Roulette: a winning strategy (1988), by Martin Blakey, includes the 40,000 roulette spins he had clocked. Pages 52 and 53 are shown here with the total spins per number being listed.

On page 52 Martin Blakey wrote:

I do not believe that there are any biased wheels in use in any Australian or UK casino. It would be against the casino's interest to allow any bias since an aware player could take advantage of such a situation.
On page 53 he listed the spins (actually 39,998) he had clocked on one wheel. He added this comment:
Comparing the actual results to the theoretical, it can be seen that there is a strong correlation.

My examination of Blakey's spins puts a quite different slant on things. A chi-squared test indicated the wheel was biased. An Excel chart of the wheel, in pocket order, shows where the bias was located. The chart minimum has been set to make the spins easier to see.

Surprisingly, Blakey, a mathematician, failed to notice this bias or its location in a sector of the wheel. The four biased numbers with excess spins are easy to see because they are grouped, but there are also four biased numbers, 0, 14, 16 and 27, with abnormally low spins.

Almost a quarter of the numbers (8 out of 37) are biased, yet Blakey says "it can be seen that there is a strong correlation" with the theoretical. That is wrong! If Blakey were right these 40,000 spins would be much more evenly distributed.
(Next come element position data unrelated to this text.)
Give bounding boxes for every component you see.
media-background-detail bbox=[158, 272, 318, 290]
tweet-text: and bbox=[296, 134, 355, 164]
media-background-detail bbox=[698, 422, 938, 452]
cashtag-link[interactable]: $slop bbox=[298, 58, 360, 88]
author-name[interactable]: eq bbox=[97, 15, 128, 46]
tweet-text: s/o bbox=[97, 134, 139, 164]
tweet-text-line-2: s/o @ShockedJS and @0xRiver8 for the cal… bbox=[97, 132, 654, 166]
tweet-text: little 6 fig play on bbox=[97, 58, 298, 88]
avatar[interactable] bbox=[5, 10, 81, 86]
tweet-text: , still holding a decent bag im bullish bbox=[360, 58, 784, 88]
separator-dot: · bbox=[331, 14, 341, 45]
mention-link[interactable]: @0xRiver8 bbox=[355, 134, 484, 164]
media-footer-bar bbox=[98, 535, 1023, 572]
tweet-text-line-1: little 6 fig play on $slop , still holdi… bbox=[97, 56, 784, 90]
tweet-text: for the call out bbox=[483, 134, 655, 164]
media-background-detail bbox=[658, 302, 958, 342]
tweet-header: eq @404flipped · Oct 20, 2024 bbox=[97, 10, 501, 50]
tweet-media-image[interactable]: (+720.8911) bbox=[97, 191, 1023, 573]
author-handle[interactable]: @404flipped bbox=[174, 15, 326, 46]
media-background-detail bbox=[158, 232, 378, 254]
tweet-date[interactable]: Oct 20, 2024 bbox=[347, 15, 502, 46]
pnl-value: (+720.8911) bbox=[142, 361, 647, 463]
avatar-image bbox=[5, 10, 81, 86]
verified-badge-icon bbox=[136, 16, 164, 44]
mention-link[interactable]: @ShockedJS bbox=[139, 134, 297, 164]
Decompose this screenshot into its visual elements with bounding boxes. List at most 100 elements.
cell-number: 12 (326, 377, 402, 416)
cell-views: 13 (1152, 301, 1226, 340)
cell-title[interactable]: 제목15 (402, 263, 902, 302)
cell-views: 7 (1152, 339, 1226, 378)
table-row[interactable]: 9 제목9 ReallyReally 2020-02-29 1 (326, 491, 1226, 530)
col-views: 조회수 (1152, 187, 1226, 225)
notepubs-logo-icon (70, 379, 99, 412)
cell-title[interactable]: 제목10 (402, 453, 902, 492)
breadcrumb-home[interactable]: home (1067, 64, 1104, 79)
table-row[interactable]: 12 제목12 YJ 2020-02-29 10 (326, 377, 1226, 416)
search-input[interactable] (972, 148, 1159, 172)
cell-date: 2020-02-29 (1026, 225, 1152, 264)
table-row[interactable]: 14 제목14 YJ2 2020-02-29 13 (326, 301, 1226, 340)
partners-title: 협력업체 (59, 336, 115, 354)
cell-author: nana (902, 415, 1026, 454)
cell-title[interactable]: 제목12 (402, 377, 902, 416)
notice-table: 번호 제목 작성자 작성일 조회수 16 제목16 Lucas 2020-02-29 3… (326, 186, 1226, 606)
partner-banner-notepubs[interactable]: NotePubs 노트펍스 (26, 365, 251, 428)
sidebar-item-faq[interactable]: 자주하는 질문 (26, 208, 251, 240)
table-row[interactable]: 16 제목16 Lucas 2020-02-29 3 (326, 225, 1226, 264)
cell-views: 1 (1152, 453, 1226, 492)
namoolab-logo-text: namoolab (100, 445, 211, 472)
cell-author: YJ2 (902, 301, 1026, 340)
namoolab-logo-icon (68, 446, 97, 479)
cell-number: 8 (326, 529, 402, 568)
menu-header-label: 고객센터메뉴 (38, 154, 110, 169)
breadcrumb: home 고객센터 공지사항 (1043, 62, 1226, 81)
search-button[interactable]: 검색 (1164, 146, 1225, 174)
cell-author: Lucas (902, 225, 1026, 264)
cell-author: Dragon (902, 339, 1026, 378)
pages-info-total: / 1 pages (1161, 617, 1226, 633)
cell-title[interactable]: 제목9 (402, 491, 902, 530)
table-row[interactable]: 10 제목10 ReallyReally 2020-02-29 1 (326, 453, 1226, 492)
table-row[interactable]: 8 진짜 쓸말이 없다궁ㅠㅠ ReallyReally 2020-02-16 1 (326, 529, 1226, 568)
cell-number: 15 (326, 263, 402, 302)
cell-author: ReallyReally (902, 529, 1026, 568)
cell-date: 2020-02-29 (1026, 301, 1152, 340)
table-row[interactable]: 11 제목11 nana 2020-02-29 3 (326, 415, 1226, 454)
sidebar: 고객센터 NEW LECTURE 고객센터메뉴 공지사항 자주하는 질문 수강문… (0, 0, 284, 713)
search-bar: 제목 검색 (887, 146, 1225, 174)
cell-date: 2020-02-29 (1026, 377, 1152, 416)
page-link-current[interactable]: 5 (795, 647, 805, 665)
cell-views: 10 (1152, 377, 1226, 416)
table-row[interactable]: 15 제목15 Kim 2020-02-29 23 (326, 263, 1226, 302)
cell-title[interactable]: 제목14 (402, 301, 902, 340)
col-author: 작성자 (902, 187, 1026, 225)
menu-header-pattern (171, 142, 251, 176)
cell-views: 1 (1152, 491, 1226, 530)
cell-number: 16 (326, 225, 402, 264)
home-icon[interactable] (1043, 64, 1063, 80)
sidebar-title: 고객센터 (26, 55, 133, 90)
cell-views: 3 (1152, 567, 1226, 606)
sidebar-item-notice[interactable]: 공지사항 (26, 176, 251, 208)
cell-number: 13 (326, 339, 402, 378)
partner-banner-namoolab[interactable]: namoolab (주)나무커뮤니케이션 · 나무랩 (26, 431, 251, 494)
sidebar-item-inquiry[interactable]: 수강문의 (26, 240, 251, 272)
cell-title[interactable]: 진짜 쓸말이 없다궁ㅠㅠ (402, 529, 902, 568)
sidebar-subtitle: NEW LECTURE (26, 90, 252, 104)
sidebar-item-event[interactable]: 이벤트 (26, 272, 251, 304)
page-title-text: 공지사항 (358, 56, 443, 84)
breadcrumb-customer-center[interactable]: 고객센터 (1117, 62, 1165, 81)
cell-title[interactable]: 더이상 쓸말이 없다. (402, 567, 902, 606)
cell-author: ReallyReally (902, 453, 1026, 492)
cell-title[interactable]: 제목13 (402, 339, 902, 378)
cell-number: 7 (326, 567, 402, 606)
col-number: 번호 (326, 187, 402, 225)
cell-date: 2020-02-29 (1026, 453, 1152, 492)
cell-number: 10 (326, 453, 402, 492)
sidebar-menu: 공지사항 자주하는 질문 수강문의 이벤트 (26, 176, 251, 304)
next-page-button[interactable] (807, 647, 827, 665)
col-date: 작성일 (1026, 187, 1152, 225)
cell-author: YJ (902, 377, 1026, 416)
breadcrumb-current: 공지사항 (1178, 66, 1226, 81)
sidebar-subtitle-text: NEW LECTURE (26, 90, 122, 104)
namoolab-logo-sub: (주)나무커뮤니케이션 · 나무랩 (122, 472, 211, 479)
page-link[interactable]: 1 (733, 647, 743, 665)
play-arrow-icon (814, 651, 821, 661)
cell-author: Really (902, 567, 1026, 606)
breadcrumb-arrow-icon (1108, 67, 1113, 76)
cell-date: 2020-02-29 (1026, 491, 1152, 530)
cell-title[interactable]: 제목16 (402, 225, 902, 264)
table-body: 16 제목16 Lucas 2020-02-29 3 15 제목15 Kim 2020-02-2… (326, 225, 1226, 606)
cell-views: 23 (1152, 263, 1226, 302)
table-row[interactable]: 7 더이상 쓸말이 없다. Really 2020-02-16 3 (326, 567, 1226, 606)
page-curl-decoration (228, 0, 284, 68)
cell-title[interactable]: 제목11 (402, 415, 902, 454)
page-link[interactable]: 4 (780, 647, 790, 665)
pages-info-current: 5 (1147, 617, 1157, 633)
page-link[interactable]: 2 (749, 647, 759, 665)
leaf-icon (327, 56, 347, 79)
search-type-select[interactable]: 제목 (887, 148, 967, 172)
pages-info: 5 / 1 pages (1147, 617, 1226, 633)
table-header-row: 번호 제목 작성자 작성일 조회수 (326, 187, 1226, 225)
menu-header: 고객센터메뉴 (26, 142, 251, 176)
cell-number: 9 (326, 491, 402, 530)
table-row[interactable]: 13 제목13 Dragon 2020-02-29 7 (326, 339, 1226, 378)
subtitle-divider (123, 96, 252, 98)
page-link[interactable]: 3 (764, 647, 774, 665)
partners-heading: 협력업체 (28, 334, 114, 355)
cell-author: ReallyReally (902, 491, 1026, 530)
Winning systems are impossible to devise for negative expectation games, such as roulette. However, if a wheel was biased to the extent that some numbers had a positive expectation of winning, then it would be possible to devise a winning system for that particular wheel. Blakey believed there were no biased wheels but then unwittingly worked out his system from biased results. It is no surprise that he was able to back-fit it to work for THAT biased wheel but impossible it could work on unbiased wheels.

Two players from Launceston, J and D, his son-in-law(?) often travelled to Hobart to play Martin Blakey's system. I was introduced to them and they explained it all to me, but I just listened and never mentioned the bias. They kept on losing and losing. To try to stem their losses they met with Blakey. He modified his system but, despite these refinements, they gave up after a few months.

Blakey's comment "I do not believe that there are any biased wheels in use" proved ill-judged. In the early 90s, Hobart casino was hit by biased wheel players. The result: roulette virtually closed down for a time, with a $10 MAXIMUM bet on a number, believe it or not. All wheels in Hobart and Launceston were soon replaced with Huxley Mk. 6 adjustable wheels.